Let $(x_1,y_1)$ and $(x_2,y_2)$ be two different solutions to $ax^2+by^2=mp^r$. We try to deduce some lower bounds on the solutions, in order to reach some contradiction. Observe that $$(x_1y_2)^2\equiv (x_2y_1)^2\pmod{p^r}$$ thus $p^r\ |\ (x_1y_2-x_2y_1)(x_1y_2+x_2y_1)$. Note that none of $x_i,y_i$ can be a multiple of $p$, so $x_1y_2-x_2y_1,x_1y_2+x_2y_1$ cannot be multiples of $p$ simultaneously.
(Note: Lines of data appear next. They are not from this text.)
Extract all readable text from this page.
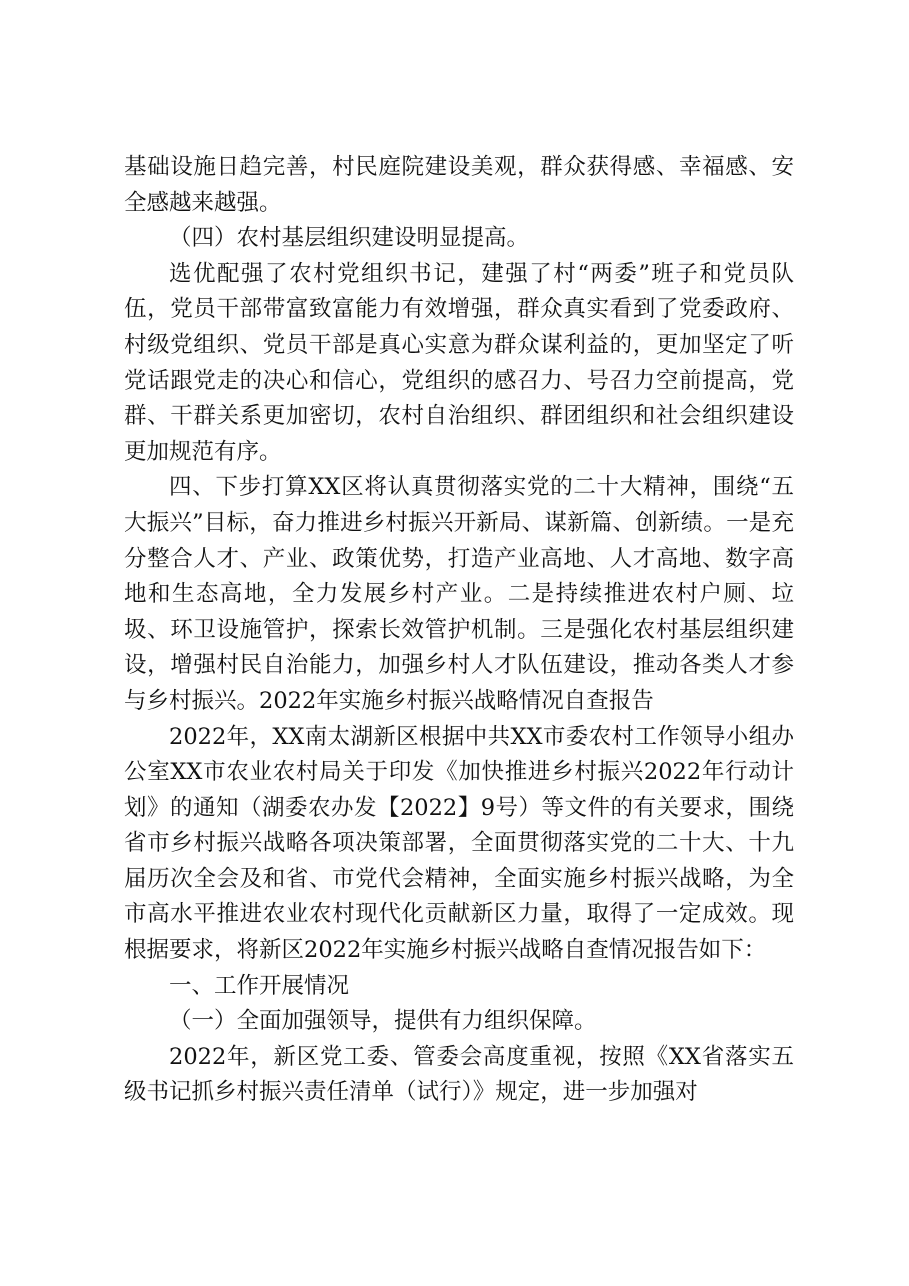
基础设施日趋完善，村民庭院建设美观，群众获得感、幸福感、安全感越来越强。

（四）农村基层组织建设明显提高。

选优配强了农村党组织书记，建强了村“两委”班子和党员队伍，党员干部带富致富能力有效增强，群众真实看到了党委政府、村级党组织、党员干部是真心实意为群众谋利益的，更加坚定了听党话跟党走的决心和信心，党组织的感召力、号召力空前提高，党群、干群关系更加密切，农村自治组织、群团组织和社会组织建设更加规范有序。

四、下步打算XX区将认真贯彻落实党的二十大精神，围绕“五大振兴”目标，奋力推进乡村振兴开新局、谋新篇、创新绩。一是充分整合人才、产业、政策优势，打造产业高地、人才高地、数字高地和生态高地，全力发展乡村产业。二是持续推进农村户厕、垃圾、环卫设施管护，探索长效管护机制。三是强化农村基层组织建设，增强村民自治能力，加强乡村人才队伍建设，推动各类人才参与乡村振兴。2022年实施乡村振兴战略情况自查报告

2022年，XX南太湖新区根据中共XX市委农村工作领导小组办公室XX市农业农村局关于印发《加快推进乡村振兴2022年行动计划》的通知（湖委农办发【2022】9号）等文件的有关要求，围绕省市乡村振兴战略各项决策部署，全面贯彻落实党的二十大、十九届历次全会及和省、市党代会精神，全面实施乡村振兴战略，为全市高水平推进农业农村现代化贡献新区力量，取得了一定成效。现根据要求，将新区2022年实施乡村振兴战略自查情况报告如下：

一、工作开展情况

（一）全面加强领导，提供有力组织保障。

2022年，新区党工委、管委会高度重视，按照《XX省落实五级书记抓乡村振兴责任清单（试行）》规定，进一步加强对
Therefore one of them must be a multiple of $p^r$. **Case 1:** $p^r | x_1y_2+x_2y_1$. Then $x_1y_2+x_2y_1\geq p^r$, then by a chain of inequalities $$(ax_1^2+by_2^2)+(ax_2^2+by_1^2)\geq 2\sqrt{ab}x_1y_2+2\sqrt{ab} x_2y_1 > 2mp^r$$ and a contradiction occur since the LHS and RHS above should be equal. **Case 2:** $p^r | x_1y_2-x_2y_1$. Some quick discussion on the coprimality of the solutions imply that $x_1y_2\neq x_2y_1$. WLOG assume $x_1y_2 > x_2y_1$. Then $x_1y_2 > p^r$, and by similar methods to one used in Case 1 we deduce $$(ax_1^2+by_2^2)\geq 2\sqrt{ab}x_1y_2 > 2mp^r$$ and again a contradiction occur since the LHS must be smaller than RHS.

An alternative approach to avoid the case-work is to conclude that $x_1y_2 + x_2y_1 \geq p^r$ in both cases. Seems better.